Mountain lions depend on their prey which are tied to primary productivity (Walters 2001) so a main bottom-up driver will be primary productivity as represented by the normalized difference vegetation index (NDVI; Pettorelli et al. 2005). NDVI is calculated from the ratio of red to near-infrared (NIR) reflectance (NDVI = (NIR-RED)/(NIR + RED) (Myneni et al. 1995) and measures “greenness” of vegetation which is tied to digestible energy for herbivores (Garroutte et al. 2016). As an ambush predator that utilizes cover for hunting, structural habitat traits are important to a mountain lion’s ability to catch prey (Cristescu et al. 2019, Coon et al. 2020). We used several layers from MODIS (DiMiceli et al. 2015) including forest, shrub cover, and non-vegetated areas. These layer values represent the proportion of the pixel at 250 m resolution covered by that vegetation type. We acquired these data from satellite imagery using the Google Earth Engine platform (Gorelick et al. 2017). We also included other bottom-up covariates representing abiotic landscape traits that might impact hunting success and other fitness, such as aspect (converted from degrees to a continuous measure using a cosine transformation), slope (degrees) and elevation.

Mountain lions are also impacted by top-down effects such as human values, impact and alterations of the landscape (Dickson et al. 2005, Wilmers et al. 2013, Wolfe et al. 2015, Benson et al. 2019, 2023) although some human-altered landscapes may be to their benefit (Coon et al. 2019). Therefore, we included covariates measuring potential human impact (Table 1).

We used human density and several human impact layers produced by the Wildlife Conservation Society (2022) including roads, land-use, and infrastructure. These layers are a weighted calculation of impact based on multiple factors and utilize an exponential decay function to decrease the value of the impact at distance to the feature. For instance, the roads impact layer included weighted values scaled from the lowest impact which includes footpaths and cycle-ways to higher impact values for motorized roads and major highways (Wildlife Conservation Society 2022).

We standardized all variables using a Z transformation. To reduce the total number of candidate variables and to produce a single candidate set, we first screened variables for significance (p < 0.05) in univariate models (Hosmer Jr et al. 2013). We then screened covariates for collinearity, removing correlated variables |> 0.8| from the candidate set based on lower relative univariate r2 value. We chose a high correlation threshold because overfitting is less of an issue in cases of prediction, especially when sample size is sufficient (Hawkins 2004; Steyerberg 2019). The result of this screening process was a set of candidate variables that we then used to model resource selection using the two methods (see below).
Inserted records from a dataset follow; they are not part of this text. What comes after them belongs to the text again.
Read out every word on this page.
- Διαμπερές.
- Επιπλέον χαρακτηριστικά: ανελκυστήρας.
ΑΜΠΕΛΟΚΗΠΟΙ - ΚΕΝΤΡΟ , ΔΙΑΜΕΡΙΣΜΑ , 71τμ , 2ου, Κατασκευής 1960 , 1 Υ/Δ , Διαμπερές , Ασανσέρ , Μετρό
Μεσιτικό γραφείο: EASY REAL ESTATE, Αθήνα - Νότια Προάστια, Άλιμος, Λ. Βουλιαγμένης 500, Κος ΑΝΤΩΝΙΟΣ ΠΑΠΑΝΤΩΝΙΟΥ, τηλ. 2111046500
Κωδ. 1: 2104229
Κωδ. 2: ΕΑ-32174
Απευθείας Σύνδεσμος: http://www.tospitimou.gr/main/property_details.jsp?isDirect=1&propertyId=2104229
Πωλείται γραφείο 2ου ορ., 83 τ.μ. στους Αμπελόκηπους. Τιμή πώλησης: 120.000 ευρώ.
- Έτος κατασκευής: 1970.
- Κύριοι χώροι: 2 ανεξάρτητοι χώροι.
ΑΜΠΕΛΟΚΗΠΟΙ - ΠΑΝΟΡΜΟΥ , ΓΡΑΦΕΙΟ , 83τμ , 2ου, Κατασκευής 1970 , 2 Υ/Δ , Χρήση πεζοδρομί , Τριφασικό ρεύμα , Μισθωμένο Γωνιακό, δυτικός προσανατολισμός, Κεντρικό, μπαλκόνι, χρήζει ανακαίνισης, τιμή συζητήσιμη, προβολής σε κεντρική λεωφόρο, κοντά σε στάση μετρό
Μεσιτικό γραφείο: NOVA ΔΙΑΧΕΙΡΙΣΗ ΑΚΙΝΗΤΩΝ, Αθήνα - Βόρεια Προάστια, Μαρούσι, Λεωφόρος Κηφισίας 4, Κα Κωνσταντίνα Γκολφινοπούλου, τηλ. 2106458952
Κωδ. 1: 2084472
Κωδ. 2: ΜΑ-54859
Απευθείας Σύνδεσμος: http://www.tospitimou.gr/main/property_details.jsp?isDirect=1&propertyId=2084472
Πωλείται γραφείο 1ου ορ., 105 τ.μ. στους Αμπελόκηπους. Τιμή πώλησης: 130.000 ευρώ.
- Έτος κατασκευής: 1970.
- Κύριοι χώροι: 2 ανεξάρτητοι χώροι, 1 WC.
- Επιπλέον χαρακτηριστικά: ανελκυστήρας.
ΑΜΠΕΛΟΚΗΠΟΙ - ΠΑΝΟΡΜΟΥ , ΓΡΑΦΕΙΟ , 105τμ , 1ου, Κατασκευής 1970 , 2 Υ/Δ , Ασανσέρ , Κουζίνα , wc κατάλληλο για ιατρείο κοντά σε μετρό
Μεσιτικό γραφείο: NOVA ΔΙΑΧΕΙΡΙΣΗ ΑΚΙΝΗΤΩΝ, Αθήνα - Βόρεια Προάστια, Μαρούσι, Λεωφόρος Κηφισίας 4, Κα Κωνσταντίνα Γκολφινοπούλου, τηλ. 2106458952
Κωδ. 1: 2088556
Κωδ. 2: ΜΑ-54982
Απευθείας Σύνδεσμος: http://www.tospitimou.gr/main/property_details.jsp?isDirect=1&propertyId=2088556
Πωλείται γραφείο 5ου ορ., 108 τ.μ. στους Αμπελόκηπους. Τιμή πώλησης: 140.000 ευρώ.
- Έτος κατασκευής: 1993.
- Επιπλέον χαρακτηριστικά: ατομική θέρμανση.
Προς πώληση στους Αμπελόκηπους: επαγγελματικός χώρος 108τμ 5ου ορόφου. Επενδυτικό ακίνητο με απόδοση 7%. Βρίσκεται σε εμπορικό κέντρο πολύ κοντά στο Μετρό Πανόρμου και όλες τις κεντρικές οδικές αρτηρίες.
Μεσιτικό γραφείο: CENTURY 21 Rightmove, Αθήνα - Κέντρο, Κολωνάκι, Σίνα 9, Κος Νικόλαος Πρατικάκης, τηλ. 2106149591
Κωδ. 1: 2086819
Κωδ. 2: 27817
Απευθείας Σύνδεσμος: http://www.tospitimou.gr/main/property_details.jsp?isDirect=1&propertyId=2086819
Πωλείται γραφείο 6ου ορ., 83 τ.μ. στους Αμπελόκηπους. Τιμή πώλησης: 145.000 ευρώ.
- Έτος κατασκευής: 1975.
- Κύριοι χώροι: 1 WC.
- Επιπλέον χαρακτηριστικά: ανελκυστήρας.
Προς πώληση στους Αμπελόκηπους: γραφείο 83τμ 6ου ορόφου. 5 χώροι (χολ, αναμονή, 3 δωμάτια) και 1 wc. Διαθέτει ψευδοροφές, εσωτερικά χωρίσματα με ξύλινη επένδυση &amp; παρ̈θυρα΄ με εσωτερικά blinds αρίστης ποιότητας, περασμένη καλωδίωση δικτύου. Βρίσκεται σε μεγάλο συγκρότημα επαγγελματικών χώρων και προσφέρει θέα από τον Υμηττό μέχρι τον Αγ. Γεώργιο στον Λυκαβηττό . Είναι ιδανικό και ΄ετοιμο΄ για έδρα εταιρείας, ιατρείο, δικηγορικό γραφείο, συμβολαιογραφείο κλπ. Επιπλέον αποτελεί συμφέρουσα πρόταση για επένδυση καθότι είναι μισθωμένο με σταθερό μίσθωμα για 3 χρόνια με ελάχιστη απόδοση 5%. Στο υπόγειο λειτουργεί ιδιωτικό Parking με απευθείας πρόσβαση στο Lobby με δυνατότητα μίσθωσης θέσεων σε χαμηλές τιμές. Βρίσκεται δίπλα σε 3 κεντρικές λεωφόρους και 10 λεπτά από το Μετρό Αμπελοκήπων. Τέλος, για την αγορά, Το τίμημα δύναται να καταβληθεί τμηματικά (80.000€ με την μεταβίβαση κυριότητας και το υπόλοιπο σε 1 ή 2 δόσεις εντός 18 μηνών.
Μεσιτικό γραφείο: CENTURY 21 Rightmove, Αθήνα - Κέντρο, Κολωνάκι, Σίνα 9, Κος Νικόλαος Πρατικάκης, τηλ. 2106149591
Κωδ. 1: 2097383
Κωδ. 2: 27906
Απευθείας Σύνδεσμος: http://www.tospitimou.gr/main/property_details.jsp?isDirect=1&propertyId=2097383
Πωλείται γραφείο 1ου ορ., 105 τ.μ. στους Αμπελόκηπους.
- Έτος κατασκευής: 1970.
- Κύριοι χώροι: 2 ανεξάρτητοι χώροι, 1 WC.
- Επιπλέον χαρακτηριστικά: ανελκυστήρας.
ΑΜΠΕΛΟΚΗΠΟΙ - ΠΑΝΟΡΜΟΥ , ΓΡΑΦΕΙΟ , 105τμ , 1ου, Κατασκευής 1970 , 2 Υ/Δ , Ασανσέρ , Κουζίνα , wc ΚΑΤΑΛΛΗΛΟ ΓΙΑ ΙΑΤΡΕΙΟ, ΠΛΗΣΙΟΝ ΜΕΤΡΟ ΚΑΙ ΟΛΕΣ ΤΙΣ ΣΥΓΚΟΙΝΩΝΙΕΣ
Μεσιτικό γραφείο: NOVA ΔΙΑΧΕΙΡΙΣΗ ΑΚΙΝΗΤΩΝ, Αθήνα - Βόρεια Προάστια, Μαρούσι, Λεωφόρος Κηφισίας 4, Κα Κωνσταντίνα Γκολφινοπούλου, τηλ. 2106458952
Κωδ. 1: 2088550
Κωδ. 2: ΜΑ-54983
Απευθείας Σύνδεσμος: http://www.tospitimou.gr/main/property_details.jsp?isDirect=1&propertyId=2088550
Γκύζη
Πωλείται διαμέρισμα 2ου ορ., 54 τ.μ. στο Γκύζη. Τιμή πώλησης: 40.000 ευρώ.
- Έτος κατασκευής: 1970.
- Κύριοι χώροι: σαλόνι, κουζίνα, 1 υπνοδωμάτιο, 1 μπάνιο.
Resource selection modeling

To model second order selection, habitat traits within an animal’s home range are compared to the surrounding landscape (Johnson 1980). In our model, used points were GPS locations for each mountain lion while available points were randomly generated pseudo absences. We used the adehabitatHR package in R for the following tasks (Calenge 2006; R core team 2021): 1) We set the spatial extent of available points specific to each study site by creating 99% adaptive kernel polygons using the combined GPS locations from all independent mountain lions that were marked with GPS collars in each research project. Because research projects define study sites differently and often in non-biologically relevant ways, it was important to create standardized available habitat for each site. 2) We matched used and available points from each study site at a 1:1 ratio. We used the raster package in R to extract landscape (i.e., covariate) values from the used and available points (Hijmans 2022; R core team 2021).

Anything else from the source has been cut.